The British foreign secretary arrived in the UAE capital on Sunday from Iran. Earlier in the day he met with the Iranian president during a visit dominated by the case of jailed British aid worker Nazanin Zaghari-Ratcliffe
Sheikh Mohammed bin Zayed meets with Britain's Boris Johnson in Abu Dhabi
Sheikh Mohammed bin Zayed held talks with British foreign secretary Boris Johnson in Abu Dhabi on Sunday, with the two men discussing joint co-ordination on addressing terrorism, extremism and violence and bringing about stability in the region.
The Crown Prince of Abu Dhabi and Deputy Supreme Commander of the UAE Armed Forces and Mr Johnson also discussed ways of bolstering UAE-UK ties during the meeting at Al Shati Palace, state news agency Wam reported.
The foreign secretary arrived in Abu Dhabi on Sunday from Iran. Earlier in the day Mr Johnson held talks with the Iranian president during a visit dominated by the case of the jailed British aid worker and mother Nazanin Zaghari-Ratcliffe.
A court hearing scheduled for Sunday in which Mrs Zaghari-Ratcliffe was expected to have her jail sentence extended was postponed following Mr Johnson's visit, campaigners said.
The Free Nazanin Campaign said her case was now on hold.
In a statement released by her family, Mrs Zaghari-Ratcliffe said: “Is there light at the end of the tunnel? I can see some light today, more than before. Having no court suddenly. It feels like God is protecting me. Can you please continue to pray.”
Her husband Richard Ratcliffe added: "This weekend we had our first ripple of freedom".
Mr Johnson spent an hour with Iranian president Hassan Rouhani on Sunday, in a meeting described as "worthwhile" by a foreign office spokesman.
"During nearly an hour of talks with president Rouhani, both spoke forthrightly about the obstacles in the relationship,” the spokesman said.
He added that both men had “agreed on the need to make progress in all areas”.
Mr Johnson is under intense pressure to secure the release of Mrs Zaghari-Ratcliffe, after he wrongly said that she had travelled to Iran to “train journalists” — a comment that led to threats to increase her jail sentence.
Mrs Zaghari-Ratcliffe is currently serving a five-year sentence for allegedly plotting the "soft toppling" of Iran's government while travelling there with her toddler daughter.
It had been feared that she could see her sentence increased by up to 16 years if Sunday's court case had gone ahead.
Ahead of his visit to Iran, Mr Johnson had spoken of his desire to secure the release of Mrs Zaghari-Ratcliffe and other dual British-Iranian nationals being held in Iran. “We will … discuss our bilateral relationship and I will stress my grave concerns about our dual national consular cases and press for their release where there are humanitarian grounds to do so.”
After the meeting with Mr Rouhani, Mr Johnson's spokesman said: “We leave with a sense that both sides want to keep up the momentum to resolve the difficult issues in the bilateral relationship and preserve the nuclear deal."
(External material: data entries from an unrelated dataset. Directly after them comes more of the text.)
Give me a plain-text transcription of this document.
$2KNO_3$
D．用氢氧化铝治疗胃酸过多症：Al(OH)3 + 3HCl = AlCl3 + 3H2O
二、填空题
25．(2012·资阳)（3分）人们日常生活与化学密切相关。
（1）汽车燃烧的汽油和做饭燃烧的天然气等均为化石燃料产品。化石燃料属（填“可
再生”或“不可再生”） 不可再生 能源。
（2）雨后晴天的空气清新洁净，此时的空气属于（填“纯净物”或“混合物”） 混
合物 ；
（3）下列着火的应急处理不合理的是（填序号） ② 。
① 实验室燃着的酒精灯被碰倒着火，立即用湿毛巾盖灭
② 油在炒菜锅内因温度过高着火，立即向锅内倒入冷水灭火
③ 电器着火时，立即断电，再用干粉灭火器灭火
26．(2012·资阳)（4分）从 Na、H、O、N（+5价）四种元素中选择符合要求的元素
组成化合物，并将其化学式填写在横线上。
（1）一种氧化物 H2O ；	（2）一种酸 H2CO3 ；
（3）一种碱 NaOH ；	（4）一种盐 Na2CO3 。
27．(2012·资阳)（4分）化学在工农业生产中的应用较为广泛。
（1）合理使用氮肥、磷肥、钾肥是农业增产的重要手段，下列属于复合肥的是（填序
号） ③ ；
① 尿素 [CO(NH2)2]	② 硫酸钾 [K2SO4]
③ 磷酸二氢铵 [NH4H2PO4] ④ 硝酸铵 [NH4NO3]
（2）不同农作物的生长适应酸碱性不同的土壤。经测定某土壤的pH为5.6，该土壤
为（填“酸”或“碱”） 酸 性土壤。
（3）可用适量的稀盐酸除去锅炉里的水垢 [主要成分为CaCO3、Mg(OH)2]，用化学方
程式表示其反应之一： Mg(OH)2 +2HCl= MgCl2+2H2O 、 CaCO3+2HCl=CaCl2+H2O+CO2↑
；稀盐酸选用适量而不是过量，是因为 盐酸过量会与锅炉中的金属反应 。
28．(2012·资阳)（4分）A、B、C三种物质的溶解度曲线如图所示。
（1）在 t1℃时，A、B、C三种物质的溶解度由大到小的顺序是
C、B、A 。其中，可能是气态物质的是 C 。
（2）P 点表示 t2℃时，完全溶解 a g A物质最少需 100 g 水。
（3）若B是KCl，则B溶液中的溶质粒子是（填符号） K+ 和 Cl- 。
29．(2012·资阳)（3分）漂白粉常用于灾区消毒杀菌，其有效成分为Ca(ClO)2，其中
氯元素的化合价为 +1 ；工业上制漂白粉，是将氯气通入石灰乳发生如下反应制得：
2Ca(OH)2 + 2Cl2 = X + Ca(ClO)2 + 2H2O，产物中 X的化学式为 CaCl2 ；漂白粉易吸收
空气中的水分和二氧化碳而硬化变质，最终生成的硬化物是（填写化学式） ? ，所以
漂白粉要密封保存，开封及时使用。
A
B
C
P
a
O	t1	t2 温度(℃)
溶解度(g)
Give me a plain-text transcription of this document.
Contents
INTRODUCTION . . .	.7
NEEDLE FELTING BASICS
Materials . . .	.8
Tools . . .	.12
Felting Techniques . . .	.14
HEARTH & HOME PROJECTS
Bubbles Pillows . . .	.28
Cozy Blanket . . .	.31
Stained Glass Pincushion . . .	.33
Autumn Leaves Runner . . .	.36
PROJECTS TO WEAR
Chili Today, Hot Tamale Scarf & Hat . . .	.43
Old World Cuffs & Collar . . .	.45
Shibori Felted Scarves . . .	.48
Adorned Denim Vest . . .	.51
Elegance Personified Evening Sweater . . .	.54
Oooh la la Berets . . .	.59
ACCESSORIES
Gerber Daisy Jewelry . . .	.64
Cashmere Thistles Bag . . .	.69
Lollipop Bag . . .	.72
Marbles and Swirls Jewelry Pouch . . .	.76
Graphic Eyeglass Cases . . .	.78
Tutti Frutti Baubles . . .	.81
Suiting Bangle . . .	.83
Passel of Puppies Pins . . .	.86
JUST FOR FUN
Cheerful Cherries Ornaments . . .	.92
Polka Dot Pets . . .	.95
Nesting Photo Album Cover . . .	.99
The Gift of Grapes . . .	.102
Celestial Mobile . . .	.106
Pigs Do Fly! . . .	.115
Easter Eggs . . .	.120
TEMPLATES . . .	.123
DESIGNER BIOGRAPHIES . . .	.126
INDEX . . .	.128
However, no announcement was made on Mrs Zaghari-Ratcliffe’s possible release.
Mr Johnson had also held “constructive” talks with his Iranian counterpart on Saturday, where the plight of the jailed aid worker was again discussed.
In a two-hour meeting with Iranian foreign minister Mohammed Javad Zarif, Mr Johnson touched on a number of different areas, including his “concerns about the consular cases of British-Iranian dual nationals”, a foreign office statement said.
As the British foreign secretary flew into Iran, Mr Ratcliffe talked of his anxiety about the chances for his spouse’s release.
“I’m waiting on tenterhooks — biting my nails,” he said.
Mr Ratcliffe said the foreign secretary had been hoping to visit Mrs Zaghari-Ratcliffe in jail, although it was not clear whether Mr Johnson had managed to do that.
Mr Ratcliffe last spoke to his wife by phone on Tuesday, when she had been “genuinely worried about the court case and getting quite agitated”.
Hopes for Mrs Zaghari-Ratcliffe’s early release rose earlier this month when it emerged an Iranian government medic was to make checks on her mental health after claims she has been suffering panic attacks, depression and suicidal thoughts. She has also had a cancer scare.
However, the foreign secretary had said he was not anticipating an immediate breakthrough in the case. As part of the trip he was expected to attempt to settle a long-running £400 million dispute which could help secure Mrs Zaghari-Ratcliffe’s freedom.
Other issues discussed during his trip included the need to preserve the Iran nuclear deal, the foreign office added.
Mr Johnson met with Ali Akbar Salehi, the head of Iran's nuclear programme, earlier on Sunday.